Yanbu i probably would be quite hurt Timid to me means quite but scared/anxious , however dont take it to much to heart how we come across to people is sometimes different to how we actually are

MrsJayy Tue 22-Nov-16 18:05:09

Quiet sorry

itsmine Tue 22-Nov-16 18:09:58

Message withdrawn at poster's request.

Colby43443 Tue 22-Nov-16 18:11:57

Timid is not always a nice way of saying shy. It can be used to describe someone who looks unpolished.

SaltedCaramelEverything Tue 22-Nov-16 18:12:20

YANBU. You have the guts to start a thread on AIBU - you are not timid grin

peachypips Tue 22-Nov-16 18:14:07

I have a quiet, shy friend. I wouldn't want her to be any other way. I agree that 'timid' seems to show this in a more negative light, but you can reclaim timid- you listen, you are a thinker, you are considerate of what others have to say. Hooray for the Timid!

WLF46 Tue 22-Nov-16 18:18:40

One of the definitions of "timid" is showing a lack of courage or confidence. You've said yourself that you're "not the most confident person in the world" - so "timid" sounds fair enough.

It's not a rude word, not even a mean word. It doesn't convey there being something wrong with someone if they are "timid". You call her "brash" which is just as bad as her calling you "timid". You say that you wouldn't have minded her calling you "reserved", but to me that is a much more unpleasant description of someone than "timid" is. To me, "reserved" suggests you are aloof, snotty, that you feel yourself above other people and look down on them, and that you could interact more but have chosen not to because you're better than the people around you. "Timid" just suggests you are naturally quiet, prefer to listen rather than speak all the time - not necessarily a bad thing.

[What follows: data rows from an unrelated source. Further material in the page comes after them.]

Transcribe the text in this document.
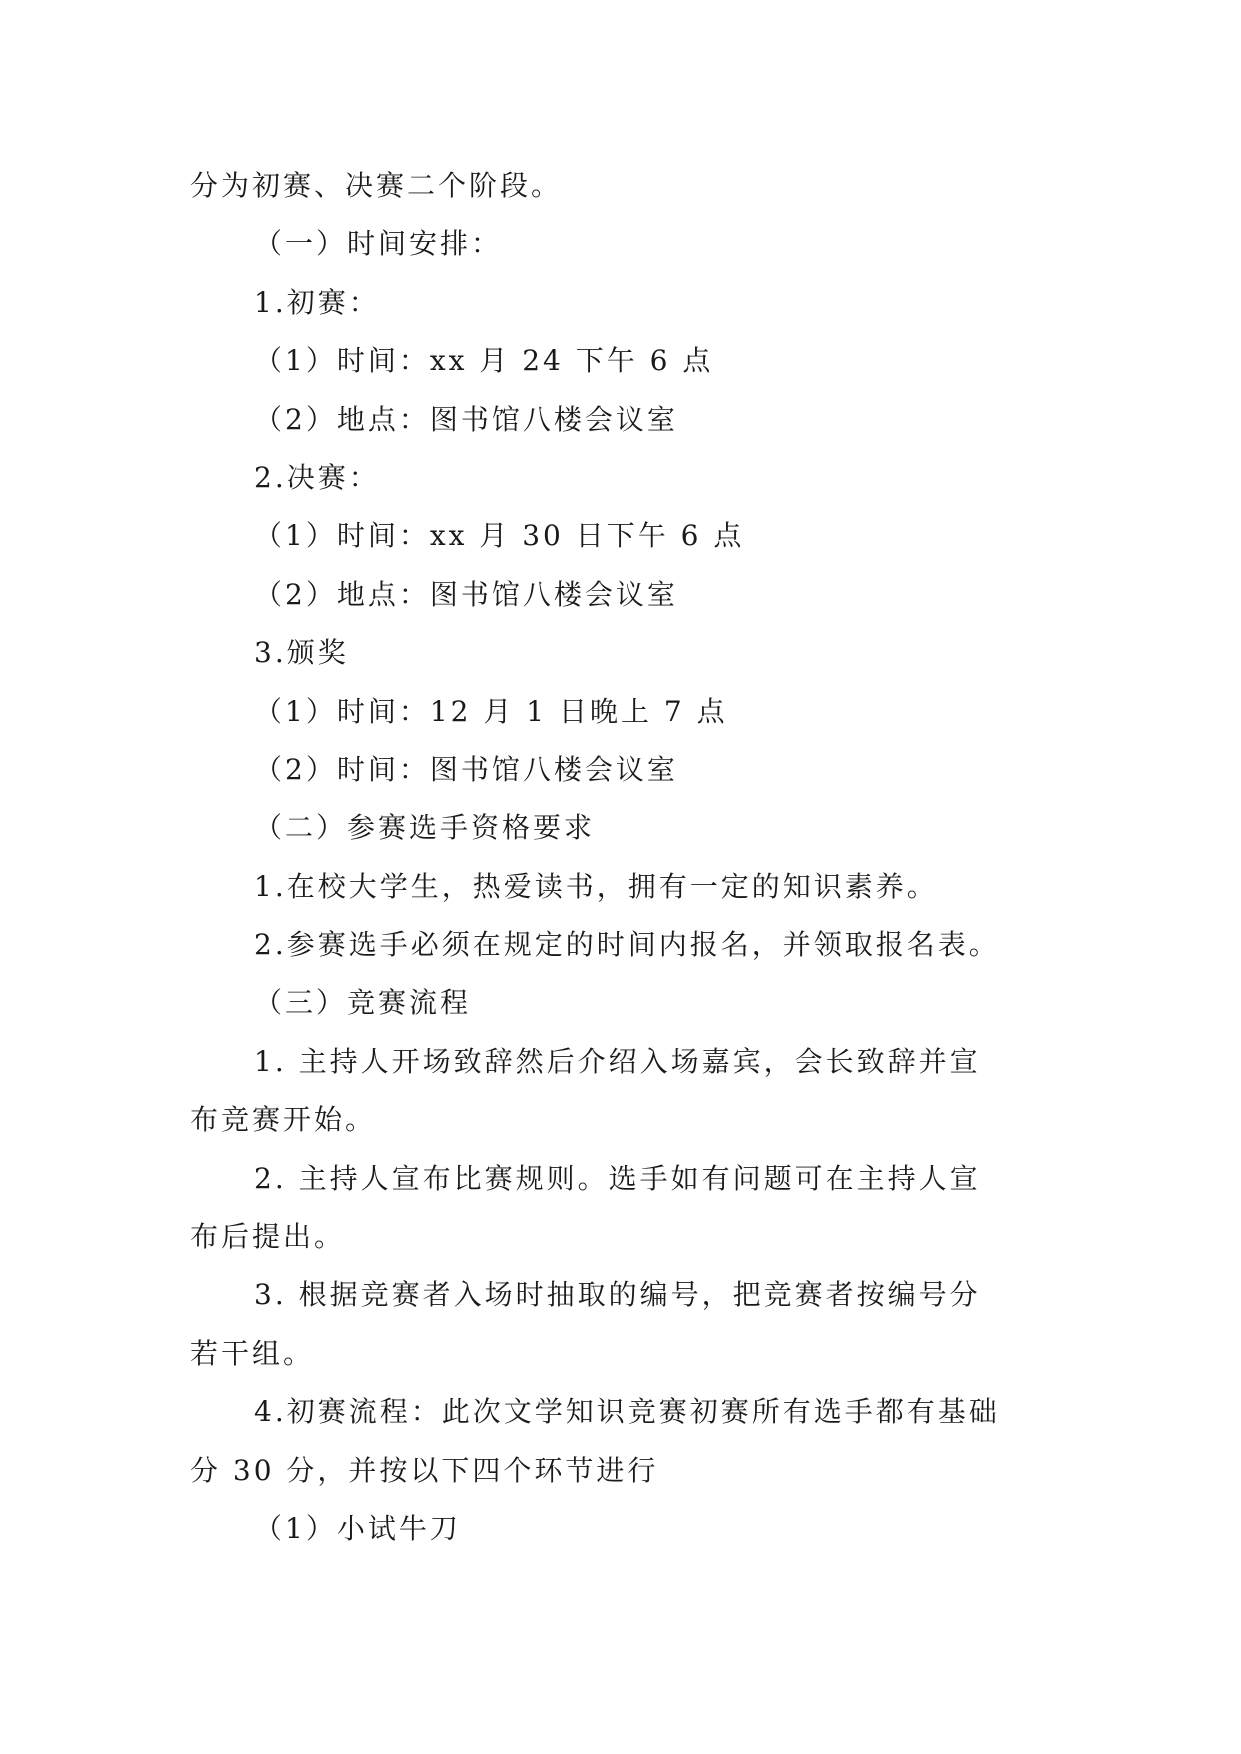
分为初赛、决赛二个阶段。
（一）时间安排：
1.初赛：
（1）时间：xx 月 24 下午 6 点
（2）地点：图书馆八楼会议室
2.决赛：
（1）时间：xx 月 30 日下午 6 点
（2）地点：图书馆八楼会议室
3.颁奖
（1）时间：12 月 1 日晚上 7 点
（2）时间：图书馆八楼会议室
（二）参赛选手资格要求
1.在校大学生，热爱读书，拥有一定的知识素养。
2.参赛选手必须在规定的时间内报名，并领取报名表。
（三）竞赛流程
1. 主持人开场致辞然后介绍入场嘉宾，会长致辞并宣
布竞赛开始。
2. 主持人宣布比赛规则。选手如有问题可在主持人宣
布后提出。
3. 根据竞赛者入场时抽取的编号，把竞赛者按编号分
若干组。
4.初赛流程：此次文学知识竞赛初赛所有选手都有基础
分 30 分，并按以下四个环节进行
（1）小试牛刀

You're never too old to change by the way - the only thing that limits you is your self-belief and whether you have the discipline to commit to working on your confidence. It's not easy (else you'd have done it before now!) but that doesn't mean it's impossible. Take easy steps, challenge yourself when you feel that you are being quiet - say something and see what happens.

hyperhypermum Tue 22-Nov-16 18:35:34

To me, timid means drippy & mouselike. I'd hate to be perceived like that. Quiet or reserved means just that, not a bad thing imo. I agree, brash isn't nice either but, in fairness, I've only voiced it here, wouldn't dream of saying it to her sister! And no, she's English, so no excuses there either!

HighwayDragon1 Tue 22-Nov-16 18:45:33

Timid is shy and quiet. Not sure where drippy and mouse like comes in to it.

MyLovelyBuffalo Tue 22-Nov-16 18:48:59

Just goes to show our differing perceptions of words. I'd be perfectly happy to be described as reserved, too. To me that's like saying taciturn, or self contained.

Timid sounds like you'd run away shrieking if a balloon popped.